Statistics from Huntingdonshire District Council reveal at least 40 parishes in the district are served by just one pub.
But there are many villages and hamlets now without licensed premises altogether. These include Oldhurst, Kings Ripton, Covington, Stonely, Toseland and Wennington which have all seen their pubs closed or turned into residential accommodation.
Simon Peck, chairman of Covington Parish Council, said: "We lost the Red Cow about 10 years ago and recently we lost the Nag's Head in Hargrave, which was our next nearest pub.
"It means we've got a half-hour walk to Dean or Tilbrook, which is fine in summer but obviously not ideal in winter evenings.
"We do have a thriving village hall but we don't have that spontaneous opportunity to go to the pub and see who is in.
"Increasingly, it seems, we are living in communities with no central meeting point."
Other traditional pubs to disappear in Huntingdonshire in recent years include The Harrier in Brampton, now the Masala Bar and Restaurant, and the Monagu Arms at Grafham.

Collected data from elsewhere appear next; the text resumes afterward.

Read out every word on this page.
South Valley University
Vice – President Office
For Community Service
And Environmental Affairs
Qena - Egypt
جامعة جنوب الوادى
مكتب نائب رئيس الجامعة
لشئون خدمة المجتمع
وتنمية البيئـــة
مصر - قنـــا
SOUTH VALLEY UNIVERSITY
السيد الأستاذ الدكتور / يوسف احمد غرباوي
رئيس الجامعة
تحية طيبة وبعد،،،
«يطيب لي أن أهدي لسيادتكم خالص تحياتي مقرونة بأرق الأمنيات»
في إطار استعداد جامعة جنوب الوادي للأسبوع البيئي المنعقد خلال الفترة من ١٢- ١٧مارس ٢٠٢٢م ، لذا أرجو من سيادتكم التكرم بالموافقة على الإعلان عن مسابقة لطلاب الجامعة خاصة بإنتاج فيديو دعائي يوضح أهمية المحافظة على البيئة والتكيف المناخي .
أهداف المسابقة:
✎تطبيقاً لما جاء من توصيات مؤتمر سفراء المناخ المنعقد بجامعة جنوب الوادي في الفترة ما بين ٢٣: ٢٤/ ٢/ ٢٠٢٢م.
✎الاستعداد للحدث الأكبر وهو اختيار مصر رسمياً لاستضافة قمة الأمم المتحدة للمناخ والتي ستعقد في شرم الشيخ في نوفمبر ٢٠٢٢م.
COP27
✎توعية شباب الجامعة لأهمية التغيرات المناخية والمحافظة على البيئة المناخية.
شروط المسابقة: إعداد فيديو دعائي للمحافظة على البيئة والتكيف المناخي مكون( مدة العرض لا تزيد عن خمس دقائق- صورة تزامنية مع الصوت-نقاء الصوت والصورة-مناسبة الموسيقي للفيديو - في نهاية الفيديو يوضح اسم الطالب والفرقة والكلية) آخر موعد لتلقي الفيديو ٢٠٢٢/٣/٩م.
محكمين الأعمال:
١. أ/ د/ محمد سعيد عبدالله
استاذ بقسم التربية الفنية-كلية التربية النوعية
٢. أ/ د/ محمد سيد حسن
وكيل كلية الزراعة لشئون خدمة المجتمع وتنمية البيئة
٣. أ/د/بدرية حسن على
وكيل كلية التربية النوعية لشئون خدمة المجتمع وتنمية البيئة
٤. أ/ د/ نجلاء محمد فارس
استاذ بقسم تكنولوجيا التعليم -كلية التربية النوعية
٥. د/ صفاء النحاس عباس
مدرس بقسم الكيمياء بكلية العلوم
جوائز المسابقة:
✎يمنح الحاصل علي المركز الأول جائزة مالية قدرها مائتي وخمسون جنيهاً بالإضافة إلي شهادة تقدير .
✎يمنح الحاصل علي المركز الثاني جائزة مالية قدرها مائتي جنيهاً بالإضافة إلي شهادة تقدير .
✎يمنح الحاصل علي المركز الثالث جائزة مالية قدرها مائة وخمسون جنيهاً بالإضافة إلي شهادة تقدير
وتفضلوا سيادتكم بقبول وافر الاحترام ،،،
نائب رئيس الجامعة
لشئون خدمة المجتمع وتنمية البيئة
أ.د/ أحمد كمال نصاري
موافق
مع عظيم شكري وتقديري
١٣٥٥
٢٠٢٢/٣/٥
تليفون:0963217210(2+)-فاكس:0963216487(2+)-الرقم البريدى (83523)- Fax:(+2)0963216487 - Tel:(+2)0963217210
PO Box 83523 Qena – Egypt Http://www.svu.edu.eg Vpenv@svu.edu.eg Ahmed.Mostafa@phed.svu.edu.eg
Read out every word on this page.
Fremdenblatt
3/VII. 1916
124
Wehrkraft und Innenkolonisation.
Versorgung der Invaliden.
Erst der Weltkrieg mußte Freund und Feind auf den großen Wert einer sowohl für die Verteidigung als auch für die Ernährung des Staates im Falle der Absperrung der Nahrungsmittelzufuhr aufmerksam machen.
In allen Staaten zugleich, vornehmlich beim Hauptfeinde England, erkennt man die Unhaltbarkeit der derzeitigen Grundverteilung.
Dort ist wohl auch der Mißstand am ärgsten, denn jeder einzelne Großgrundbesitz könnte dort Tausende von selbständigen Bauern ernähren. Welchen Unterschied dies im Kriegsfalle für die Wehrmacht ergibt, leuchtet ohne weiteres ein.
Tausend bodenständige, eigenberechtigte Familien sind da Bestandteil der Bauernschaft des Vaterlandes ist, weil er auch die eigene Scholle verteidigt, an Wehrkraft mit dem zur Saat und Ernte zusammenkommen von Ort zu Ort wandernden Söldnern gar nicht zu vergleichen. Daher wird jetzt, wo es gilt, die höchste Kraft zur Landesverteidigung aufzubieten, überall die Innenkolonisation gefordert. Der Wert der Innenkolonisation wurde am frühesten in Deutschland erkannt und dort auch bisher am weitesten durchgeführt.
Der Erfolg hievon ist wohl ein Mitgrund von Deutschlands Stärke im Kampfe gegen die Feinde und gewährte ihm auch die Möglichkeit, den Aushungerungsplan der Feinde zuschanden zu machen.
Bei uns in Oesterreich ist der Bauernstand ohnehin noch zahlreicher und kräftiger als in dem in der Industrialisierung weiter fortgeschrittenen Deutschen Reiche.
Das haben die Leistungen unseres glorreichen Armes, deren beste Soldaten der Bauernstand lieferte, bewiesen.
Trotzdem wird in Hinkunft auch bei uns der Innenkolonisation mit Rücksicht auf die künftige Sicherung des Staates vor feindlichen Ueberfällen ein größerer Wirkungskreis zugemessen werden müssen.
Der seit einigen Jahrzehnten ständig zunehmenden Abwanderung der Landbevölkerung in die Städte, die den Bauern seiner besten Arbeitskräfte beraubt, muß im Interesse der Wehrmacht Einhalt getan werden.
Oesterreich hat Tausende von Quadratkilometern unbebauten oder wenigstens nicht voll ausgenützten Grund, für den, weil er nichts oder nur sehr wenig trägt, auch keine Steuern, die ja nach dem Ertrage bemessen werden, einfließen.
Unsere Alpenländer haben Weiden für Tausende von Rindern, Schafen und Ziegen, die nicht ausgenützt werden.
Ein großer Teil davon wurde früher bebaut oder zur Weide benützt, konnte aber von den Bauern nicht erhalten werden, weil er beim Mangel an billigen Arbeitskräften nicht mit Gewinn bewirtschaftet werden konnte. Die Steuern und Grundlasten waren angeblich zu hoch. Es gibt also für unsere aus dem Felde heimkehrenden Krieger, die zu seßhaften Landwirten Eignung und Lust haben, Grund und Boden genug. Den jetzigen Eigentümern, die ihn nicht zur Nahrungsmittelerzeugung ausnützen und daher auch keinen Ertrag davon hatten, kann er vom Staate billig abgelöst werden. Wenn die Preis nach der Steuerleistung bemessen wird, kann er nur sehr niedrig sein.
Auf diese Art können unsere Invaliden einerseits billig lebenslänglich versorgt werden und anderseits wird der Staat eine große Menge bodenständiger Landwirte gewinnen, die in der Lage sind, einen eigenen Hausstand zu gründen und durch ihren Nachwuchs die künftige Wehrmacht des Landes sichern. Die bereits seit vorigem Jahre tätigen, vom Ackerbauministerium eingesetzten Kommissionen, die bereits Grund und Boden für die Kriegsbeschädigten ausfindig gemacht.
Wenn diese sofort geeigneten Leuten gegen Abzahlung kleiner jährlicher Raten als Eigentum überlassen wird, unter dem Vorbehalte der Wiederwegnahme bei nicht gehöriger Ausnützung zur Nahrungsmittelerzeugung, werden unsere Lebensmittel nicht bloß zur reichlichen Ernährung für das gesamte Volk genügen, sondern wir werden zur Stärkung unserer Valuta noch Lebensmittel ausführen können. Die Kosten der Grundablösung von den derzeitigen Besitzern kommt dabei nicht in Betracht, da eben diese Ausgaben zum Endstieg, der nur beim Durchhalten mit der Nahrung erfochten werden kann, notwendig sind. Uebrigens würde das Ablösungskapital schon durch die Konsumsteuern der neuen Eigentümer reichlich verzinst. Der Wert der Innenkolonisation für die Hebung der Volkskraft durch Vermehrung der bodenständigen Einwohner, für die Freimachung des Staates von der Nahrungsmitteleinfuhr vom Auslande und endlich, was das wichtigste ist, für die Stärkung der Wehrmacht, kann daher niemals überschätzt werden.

While a new bar/restaurant is a welcome addition to most villages and towns, it is argued the addition should not be at the expense of the local watering hole.

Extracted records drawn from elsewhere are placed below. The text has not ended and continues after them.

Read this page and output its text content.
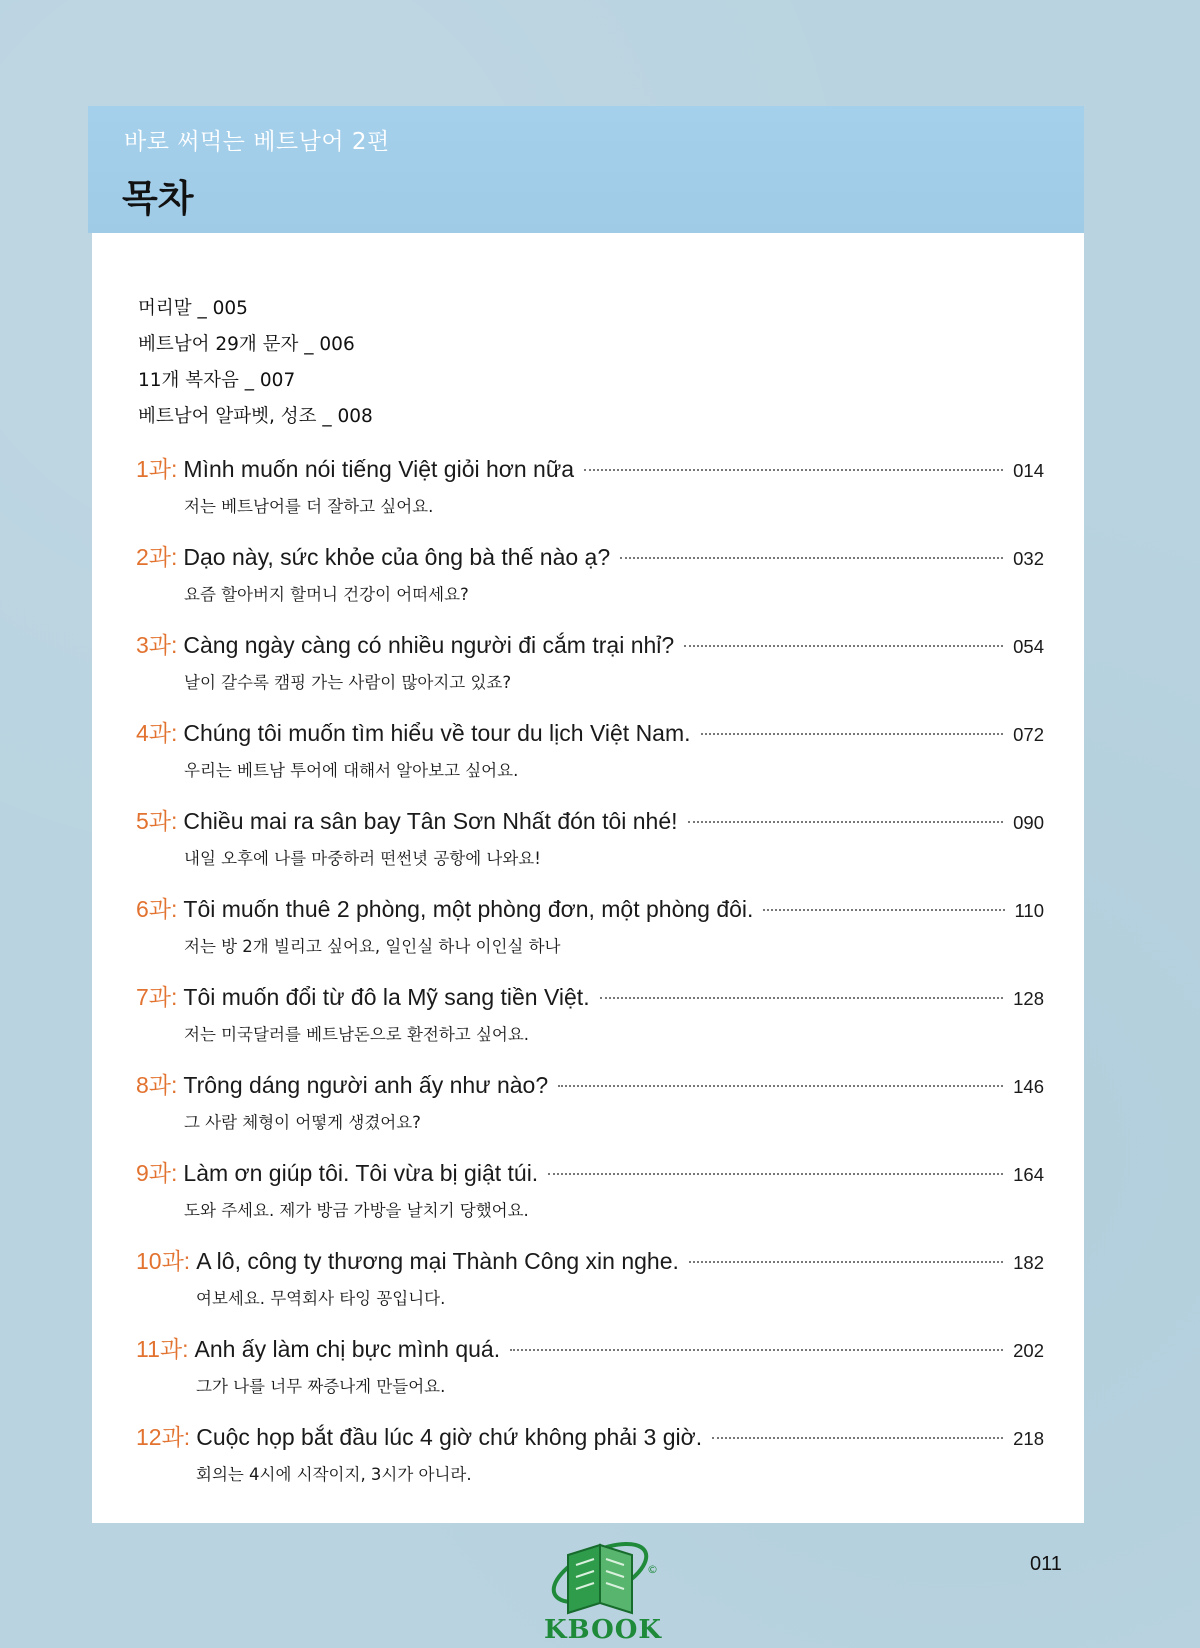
바로 써먹는 베트남어 2편
목차
머리말 _ 005
베트남어 29개 문자 _ 006
11개 복자음 _ 007
베트남어 알파벳, 성조 _ 008
1과: Mình muốn nói tiếng Việt giỏi hơn nữa	014
저는 베트남어를 더 잘하고 싶어요.
2과: Dạo này, sức khỏe của ông bà thế nào ạ?	032
요즘 할아버지 할머니 건강이 어떠세요?
3과: Càng ngày càng có nhiều người đi cắm trại nhỉ?	054
날이 갈수록 캠핑 가는 사람이 많아지고 있죠?
4과: Chúng tôi muốn tìm hiểu về tour du lịch Việt Nam.	072
우리는 베트남 투어에 대해서 알아보고 싶어요.
5과: Chiều mai ra sân bay Tân Sơn Nhất đón tôi nhé!	090
내일 오후에 나를 마중하러 떤썬녓 공항에 나와요!
6과: Tôi muốn thuê 2 phòng, một phòng đơn, một phòng đôi.	110
저는 방 2개 빌리고 싶어요, 일인실 하나 이인실 하나
7과: Tôi muốn đổi từ đô la Mỹ sang tiền Việt.	128
저는 미국달러를 베트남돈으로 환전하고 싶어요.
8과: Trông dáng người anh ấy như nào?	146
그 사람 체형이 어떻게 생겼어요?
9과: Làm ơn giúp tôi. Tôi vừa bị giật túi.	164
도와 주세요. 제가 방금 가방을 날치기 당했어요.
10과: A lô, công ty thương mại Thành Công xin nghe.	182
여보세요. 무역회사 타잉 꽁입니다.
11과: Anh ấy làm chị bực mình quá.	202
그가 나를 너무 짜증나게 만들어요.
12과: Cuộc họp bắt đầu lúc 4 giờ chứ không phải 3 giờ.	218
회의는 4시에 시작이지, 3시가 아니라.
©
KBOOK
011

The Crown Inn, at Broughton, is a prime example of how a community could be missing out if they lose their pub. In 2001, members of the local community clubbed together to stop the pub being sold off and retained its use for the community.
The Lord John Russell pub in Russell Street, St Neots, is another example of a pub at the heart of its community where the local residents are encouraged through the door.
Under new ownership, landlord Charles Smith offers incentives for the elderly population in surrounding streets to use the pub, and also runs evening events - such as a skittles league - to attract other customers.
"We aim to serve our local community, so we do casserole and crumble specials during the week and offer smaller meal portions as well.
"We are one of the few back-street community pubs left in St Neots - unfortunately it seems we are one of a dying breed."
Theories as to the diminishing numbers of traditional drinking houses include greater respect for drink-drive laws and competition from supermarkets and off-licences that are able to offer cheap beer and wine for people to enjoy in their homes.
In addition, we are also becoming a nation of food lovers - a night out will more often be aimed at indulging in good food.
Some landlords see this as the only way to survive in a tough market place.
Trevor Fowler, landlord of the Samuel Pepys Diary Rooms in Huntingdon High Street, has taken steps to modernise his pub.
It has recently been refurbished to brighten the inside and a new bistro-style menu was introduced.
He said: "Increasingly pubs are having to adapt to survive and it is things like the introduction of more upmarket menus that can help tempt people back to their local. Our changes have been very popular to date."
However, there is some protection for a limited number of pubs. HDC has a policy that refuses to grant permission for change of use to the last remaining village pubs. . . unless there is evidence of little public support for the facility.
Only last year the council refused to allow the King of the Belgians, in Hartford, to become a house.
But this change of use does not include altering licensed premises from a public house to a bar or restaurant and many Huntingdonshire residents feel their options are limited.
One Hartford resident told The Hunts Post: "It seems that bistros are springing up all over the place and the traditional pub with an open fire, real beers and simple, reasonably-priced food is no more."
Back to Mr Ross, of CAMRA: "A friend of mine went for a drink in what used to be The Harrier, in Brampton, but it wasn't long before he found a restaurant menu in his hands, but this seems to be the current trend.
"People must support their local pub to ensure they keep it."